US stocks gain, economic data falls.
Over the past four days, US stocks gained the most (percentage wise) since 1933. On the surface this is significant, because 1933 marked a significant turning point for stocks even though the economic crisis had a ways to go yet.
But is that a valid linkage to make?
Now, the stock market is sometimes called “the great discounting machine” for its supposed ability to sniff out great changes in trend well before those changes are obvious elsewhere. In times past, stocks have made a habit of rising months in advance of job gains, economic activity, profit gains, and other such economic data.
However, I will note that the stock market has gotten a bit off the rails lately and it completely missed the warning signs of an impending credit crunch that were given off more than a year ago. The stock market carried on and made new highs even as the financial underpinnings of our entire system were collapsing into the bay. So in some circles (mine included), “the great discounting machine” has lost some of its utility and impartiality along the way.
Today the economic news was horrible.
October durable orders down 6.2%, transportation orders fall
WASHINGTON (MarketWatch) — The faltering economy was reflected in government data Wednesday that showed dwindling demand for U.S.-made durable goods in October, along with weaker capital spending by nervous companies.
Orders for U.S.-made durable goods fell 6.2% in October, the largest decline in two years, the Commerce Department estimated, as orders for transportation goods fell 11.1%. Economists surveyed by MarketWatch had expected an overall decline of 2.5%. Excluding transportation, orders fell 4.4%.
Ouch. That’s really bad. Fortunately, I guess, the US does not manufacture a lot of stuff anymore, so the -6.2% drop does not have as large an impact on the overall economy as it would have in times past. Still, it is a very, very weak report. Normally, this should have resulted in a pretty good stock market and dollar decline.
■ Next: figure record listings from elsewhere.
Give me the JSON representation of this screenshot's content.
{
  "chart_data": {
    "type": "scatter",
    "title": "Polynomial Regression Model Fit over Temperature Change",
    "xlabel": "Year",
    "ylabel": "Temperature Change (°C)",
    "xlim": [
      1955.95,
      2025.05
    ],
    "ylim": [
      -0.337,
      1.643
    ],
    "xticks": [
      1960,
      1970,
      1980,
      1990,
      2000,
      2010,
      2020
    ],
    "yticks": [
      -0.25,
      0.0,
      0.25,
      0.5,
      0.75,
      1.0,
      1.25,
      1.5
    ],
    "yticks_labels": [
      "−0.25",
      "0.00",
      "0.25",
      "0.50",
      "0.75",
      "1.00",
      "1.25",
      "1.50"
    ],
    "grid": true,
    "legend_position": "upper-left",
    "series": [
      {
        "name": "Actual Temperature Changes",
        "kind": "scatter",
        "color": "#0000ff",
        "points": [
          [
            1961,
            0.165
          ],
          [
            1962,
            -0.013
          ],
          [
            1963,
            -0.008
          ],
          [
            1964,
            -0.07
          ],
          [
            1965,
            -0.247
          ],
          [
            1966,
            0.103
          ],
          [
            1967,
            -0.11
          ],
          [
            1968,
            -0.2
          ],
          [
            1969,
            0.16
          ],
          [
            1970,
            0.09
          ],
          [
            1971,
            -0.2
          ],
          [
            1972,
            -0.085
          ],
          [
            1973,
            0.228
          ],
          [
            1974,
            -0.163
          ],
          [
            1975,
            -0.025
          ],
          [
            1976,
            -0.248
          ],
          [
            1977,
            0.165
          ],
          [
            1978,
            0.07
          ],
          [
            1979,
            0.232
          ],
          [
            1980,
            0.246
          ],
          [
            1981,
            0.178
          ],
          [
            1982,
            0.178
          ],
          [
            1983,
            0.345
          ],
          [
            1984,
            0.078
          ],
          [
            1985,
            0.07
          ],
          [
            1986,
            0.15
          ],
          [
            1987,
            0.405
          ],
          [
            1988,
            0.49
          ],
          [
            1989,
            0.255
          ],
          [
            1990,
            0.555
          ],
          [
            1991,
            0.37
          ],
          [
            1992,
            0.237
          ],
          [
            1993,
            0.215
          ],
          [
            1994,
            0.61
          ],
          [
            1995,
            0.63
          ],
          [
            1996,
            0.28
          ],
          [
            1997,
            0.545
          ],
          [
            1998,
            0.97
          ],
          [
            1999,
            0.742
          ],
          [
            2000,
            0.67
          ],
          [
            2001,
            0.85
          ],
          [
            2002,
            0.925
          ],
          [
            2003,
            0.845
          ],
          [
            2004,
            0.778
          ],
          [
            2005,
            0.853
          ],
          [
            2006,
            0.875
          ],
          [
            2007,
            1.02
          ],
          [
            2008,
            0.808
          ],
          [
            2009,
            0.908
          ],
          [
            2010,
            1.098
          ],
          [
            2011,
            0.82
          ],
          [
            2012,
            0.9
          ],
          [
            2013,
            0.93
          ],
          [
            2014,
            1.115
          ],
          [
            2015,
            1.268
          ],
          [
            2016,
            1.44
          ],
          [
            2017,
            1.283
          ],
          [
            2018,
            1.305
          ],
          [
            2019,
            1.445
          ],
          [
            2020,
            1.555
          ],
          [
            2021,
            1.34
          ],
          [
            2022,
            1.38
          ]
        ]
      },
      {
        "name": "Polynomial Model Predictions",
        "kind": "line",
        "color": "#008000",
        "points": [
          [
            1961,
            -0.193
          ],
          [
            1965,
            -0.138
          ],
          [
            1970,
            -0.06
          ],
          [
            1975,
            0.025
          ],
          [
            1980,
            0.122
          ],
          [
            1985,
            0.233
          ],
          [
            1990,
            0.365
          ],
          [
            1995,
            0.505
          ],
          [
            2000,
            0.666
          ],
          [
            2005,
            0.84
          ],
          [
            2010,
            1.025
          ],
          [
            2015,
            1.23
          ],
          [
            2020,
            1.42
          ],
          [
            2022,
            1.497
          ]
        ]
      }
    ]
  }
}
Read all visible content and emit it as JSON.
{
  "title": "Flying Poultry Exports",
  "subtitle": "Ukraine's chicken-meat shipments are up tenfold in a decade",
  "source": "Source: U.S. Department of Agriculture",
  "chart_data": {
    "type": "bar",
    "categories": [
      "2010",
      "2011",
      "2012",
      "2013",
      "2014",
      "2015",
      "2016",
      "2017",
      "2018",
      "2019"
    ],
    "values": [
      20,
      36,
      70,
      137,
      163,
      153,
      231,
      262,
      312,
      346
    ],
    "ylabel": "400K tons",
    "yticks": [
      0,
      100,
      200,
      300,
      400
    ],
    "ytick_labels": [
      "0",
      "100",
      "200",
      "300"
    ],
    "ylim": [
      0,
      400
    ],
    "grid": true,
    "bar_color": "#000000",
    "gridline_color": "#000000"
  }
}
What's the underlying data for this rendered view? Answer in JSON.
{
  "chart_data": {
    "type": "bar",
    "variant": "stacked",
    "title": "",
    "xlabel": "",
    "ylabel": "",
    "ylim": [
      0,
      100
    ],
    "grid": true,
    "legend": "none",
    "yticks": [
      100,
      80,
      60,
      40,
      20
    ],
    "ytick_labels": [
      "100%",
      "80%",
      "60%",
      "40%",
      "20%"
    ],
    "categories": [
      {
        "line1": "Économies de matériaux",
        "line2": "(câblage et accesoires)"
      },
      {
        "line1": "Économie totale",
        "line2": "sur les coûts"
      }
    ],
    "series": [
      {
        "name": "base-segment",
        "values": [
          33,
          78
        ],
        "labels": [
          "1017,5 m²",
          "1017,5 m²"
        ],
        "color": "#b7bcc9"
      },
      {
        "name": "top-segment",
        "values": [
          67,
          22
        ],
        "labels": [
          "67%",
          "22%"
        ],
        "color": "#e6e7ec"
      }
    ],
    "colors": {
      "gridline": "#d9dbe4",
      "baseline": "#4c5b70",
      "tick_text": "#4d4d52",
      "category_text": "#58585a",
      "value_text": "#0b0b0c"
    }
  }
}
But this news was completely shrugged off, as was this next report.
New House Purchases, Consumer Spending Tumble
Nov. 26 (Bloomberg) — Americans cut spending by 1 percent in October, the biggest drop since the last recession in 2001…A U.S. Commerce Department report showed orders for durable goods slumped twice as much as forecast as domestic and foreign demand dried up.
“It’s about as bad as the 1970s and 1980s,” said David Hensley, director of global economic coordination for JPMorgan Chase & Co. in New York. “We’re looking at back-to-back very deep” slump in the global economy this quarter and next.
The number of Americans filing first-time claims for unemployment benefits fell to 529,000 last week, while remaining close to the highest level since 1992, Labor Department figures showed. The four-week moving average for claims reached a 26-year high.
Purchases of new houses dropped 5.3 percent to an annual pace of 433,000, lower than forecast and the fewest since January 1991, the Commerce Department said today in Washington. The median sales price decreased to a four-year low.
"We’re going from bad to worse,” said Joshua Shapiro, chief U.S. economist at Maria Fiorini Ramirez Inc. in New York, who accurately forecast the drop in consumer spending in today’s report. "The recession is deepening.”
Normally with news that bad, you’d expect a rout of both the stock market and the dollar, but the opposite happened in each case.
What gives?
There are two possibilities. The first is that stocks and the dollar are signaling that US recovery is right around the corner and that the US will lead the world.
The second is that both markets are no longer sending useful price signals to investors.
These are wildly divergent positions and I’ll be exploring both for subscribers in an upcoming report.
I will leave you with this. After the initial stock market rout of 1929, which saw the market drop 48%, stocks rallied back 47% from there over the next six months before beginning the long slide to the bottom in 1932.
Sometimes stocks know what they are doing, and sometimes they don’t.
So I guess the great discounting machine has been broken before. In that sense, we might decide to put more weight on other economic data than stock market performance, and that’s why I keep linking in the basic data.
But make no mistake, sooner or later the trillions of dollars of new liquidity will "hit the streets," and we’ll see a return of consistent stock price increases. Whether those will outpace the attendant inflation remains to be seen.